Proxy API Aggregator Quick Start
ScrapeOps Proxy API Aggregator is an easy to use proxy that gives you access to the best performing proxies via a single endpoint. We take care of finding the best proxies, so you can focus on the data.
Integration Guides
The following are quick start integration guides for the most popular programming languages:
- Python
- Python Scrapy
- Python Selenium
- NodeJs
- NodeJs Puppeteer
- NodeJs Playwright
- PHP
- Java
- Golang
- Go Colly
- Ruby
- C#
- R
Authorisation - API Key
To use the ScrapeOps proxy, you first need an API key which you can get by signing up for a free account here.
Your API key must be included with every request using the api_key
query parameter otherwise the API will return a 403 Forbidden Access
status code.
Integration Method 1 - API Endpoint
To make requests you need send the URL you want to scrape to the ScrapeOps Proxy endpoint https://proxy.scrapeops.io/v1/
by adding your API Key and URL to the request using the api_key
and url
query parameter:
curl -k "https://proxy.scrapeops.io/v1/?api_key=YOUR_API_KEY&url=http://httpbin.org/anything"
The ScrapeOps Proxy supports GET
and POST
requests. For information on how to use POST
requests then check out the documentation here.
The following is some example Python code to use with Proxy API:
import requests
from urllib.parse import urlencode
proxy_params = {
'api_key': 'YOUR_API_KEY',
'url': 'https://httpbin.org/ip',
'render_js': True,
}
response = requests.get(
url='https://proxy.scrapeops.io/v1/',
params=urlencode(proxy_params),
timeout=120,
)
print('Body: ', response.content)
ScrapeOps will take care of the proxy selection and rotation for you so you just need to send us the URL you want to scrape.
When using the ScrapeOps Proxy API Aggregator API integration method, you should always encode your target URL.
This is because if you send an unencoded URL that contains query parameters then the API can think those query parameters are meant for the API and not part of your URL.
Here is documentation on how to encode URLs in various programming languages.
Integration Method 2 - Proxy Port
For those of you with existing proxy pools, we offer an easy to use proxy port solution which will take your requests and pass them through to the API endpoint which will then look after proxy rotation, captchas, and retries.
The proxy port is a light front-end for the API and has all the same functionality and performance as sending requests to the API endpoint.
The username
for the proxy is scrapeops and the password
is your API key.
curl -x "http://scrapeops:YOUR_API_KEY@proxy.scrapeops.io:5353" "https://httpbin.org/ip"
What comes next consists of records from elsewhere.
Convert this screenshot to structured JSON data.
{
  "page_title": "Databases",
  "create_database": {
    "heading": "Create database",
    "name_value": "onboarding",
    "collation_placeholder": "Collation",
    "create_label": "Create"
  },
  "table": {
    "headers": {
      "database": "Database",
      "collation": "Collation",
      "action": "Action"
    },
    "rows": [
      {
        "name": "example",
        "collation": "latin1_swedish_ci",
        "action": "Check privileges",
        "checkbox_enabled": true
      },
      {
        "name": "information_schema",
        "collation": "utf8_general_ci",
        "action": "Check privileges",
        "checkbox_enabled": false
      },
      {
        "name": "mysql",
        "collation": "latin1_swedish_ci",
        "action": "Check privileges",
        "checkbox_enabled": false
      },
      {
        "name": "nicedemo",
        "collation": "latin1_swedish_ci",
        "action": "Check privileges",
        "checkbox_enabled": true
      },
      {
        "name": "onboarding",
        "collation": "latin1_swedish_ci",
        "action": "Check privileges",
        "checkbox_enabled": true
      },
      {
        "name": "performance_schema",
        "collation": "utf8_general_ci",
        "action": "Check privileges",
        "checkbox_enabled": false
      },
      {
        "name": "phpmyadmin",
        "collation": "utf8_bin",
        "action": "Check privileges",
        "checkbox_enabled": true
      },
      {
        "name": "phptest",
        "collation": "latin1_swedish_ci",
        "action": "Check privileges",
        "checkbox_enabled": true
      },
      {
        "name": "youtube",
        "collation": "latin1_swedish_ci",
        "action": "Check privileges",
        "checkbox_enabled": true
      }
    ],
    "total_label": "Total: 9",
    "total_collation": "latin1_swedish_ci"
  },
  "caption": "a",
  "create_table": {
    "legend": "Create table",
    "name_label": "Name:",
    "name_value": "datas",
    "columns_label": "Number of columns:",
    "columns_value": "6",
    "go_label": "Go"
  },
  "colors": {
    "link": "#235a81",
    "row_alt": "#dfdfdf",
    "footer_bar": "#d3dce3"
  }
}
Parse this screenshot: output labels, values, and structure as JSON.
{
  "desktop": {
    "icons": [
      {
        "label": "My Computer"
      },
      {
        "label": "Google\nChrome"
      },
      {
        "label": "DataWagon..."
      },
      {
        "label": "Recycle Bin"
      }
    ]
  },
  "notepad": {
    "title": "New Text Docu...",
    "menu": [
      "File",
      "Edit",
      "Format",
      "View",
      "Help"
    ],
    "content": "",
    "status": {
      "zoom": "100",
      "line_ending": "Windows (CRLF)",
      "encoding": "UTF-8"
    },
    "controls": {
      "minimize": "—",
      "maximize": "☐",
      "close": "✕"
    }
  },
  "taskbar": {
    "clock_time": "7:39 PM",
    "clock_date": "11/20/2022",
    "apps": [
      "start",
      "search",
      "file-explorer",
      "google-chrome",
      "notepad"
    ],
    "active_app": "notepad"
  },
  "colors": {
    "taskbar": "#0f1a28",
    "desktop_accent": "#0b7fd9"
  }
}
Here are the individual connection details:
- Proxy: proxy.scrapeops.io
- Port: 5353
- Username: scrapeops
- Password: YOUR_API_KEY
Note: So that we can properly direct your requests through the API, your code must be configured to not verify SSL certificates.
To enable extra/advanced functionality, you can pass parameters by adding them to username, separated by periods.
For example, if you want to enable Javascript rendering with a request, the username would be scrapeops.render=true
.
Also, multiple parameters can be included by separating them with periods, for example:
curl -x "http://scrapeops.residential=true:YOUR_API_KEY@proxy.scrapeops.io:5353" "https://httpbin.org/ip"
Below we have an example of how you would use our proxy port with Python Requests.
import requests
proxies = {
"http": "http://scrapeops:YOUR_API_KEY@proxy.scrapeops.io:5353"
}
response = requests.get('https://httpbin.org/ip', proxies=proxies, verify=False)
print(response.text)
Scrapy users can likewise simply pass the proxy details via the meta object.
# ...other scrapy setup code
start_urls = ['https://httpbin.org/ip']
meta = {
"proxy": "http://scrapeops:YOUR_API_KEY@proxy.scrapeops.io:5353"
}
def parse(self, response):
# ...your parsing logic here
yield scrapy.Request(url, callback=self.parse, meta=meta)
Note: Scrapy skips SSL verification by default so you don't need to worry about switching it off.
Response Format
After receiving a response from one of our proxy providers the ScrapeOps Proxy API Aggregator will then respond with the raw HTML content of the target URL along with a response code:
<html>
<head>
...
</head>
<body>
...
</body>
</html>
The ScrapeOps Proxy API Aggregator will return a 200
status code when it successfully got a response from the website that also passed response validation, or a 404
status code if the website responds with a 404
status code. Both of these status codes are considered successful requests.
The following is a list of possible status codes:
Status Code | Billed | Description |
---|---|---|
200 | Yes | Successful response. |
404 | Yes | Page requested does not exist. |
400 | No | Bad request. Either your url or query parameters are incorrectly formatted. |
401 | No | You have consumed all your credits. Either turn off your scraper, or upgrade to a larger plan. |
403 | No | Either no api_key included on request, or api_key is invalid. Or you haven't validated your email address. |
429 | No | Exceeded your concurrency limit. |
500 | No | After retrying for up to 2 minutes, the API was unable to receive a successful response. |
Advanced Functionality
To enable other API functionality when using the Proxy API endpoint you need to add the appropriate query parameters to the ScrapeOps Proxy URL.
For example, if you want to enable Javascript rendering with a request, then add render_js=true
to the request:
curl -k "https://proxy.scrapeops.io/v1/?api_key=YOUR_API_KEY&url=http://httpbin.org/anything&render_js=true"
The API will accept the following parameters:
Parameter | Description |
---|---|
render_js | Request with Javascript rendering enabled. Example: render_js=true |
residential | Request using residential proxy pools. Example: residential=true |
country | Make requests from specific country. Example: country=us |
Timeout
The ScrapeOps proxy keeps retrying a request for up to 2 minutes before returning a failed response to you.
To use the Proxy correctly, you should set the timeout on your request to a least 2 minutes to avoid you getting charged for any successful request that you timed out on your end before the Proxy API responded.
Dashboard
You can monitor your scraping performance using the Proxy Dashboard.
Usage Endpoint
You can programmatically monitor your ScrapeOps Proxy API Aggregator credit consumption and concurrency usage using the usage endpoint.
curl "https://backend.scrapeops.io/v1/proxy/account/usage?api_key=YOUR_API_KEY"
Example response:
{
"plan_api_credits": 1000000,
"used_api_credits": 455332,
"plan_max_concurrency": 100,
"active_concurrency": 15,
"plan_renewal_date": "2024-08-24T10:41:04.000Z"
}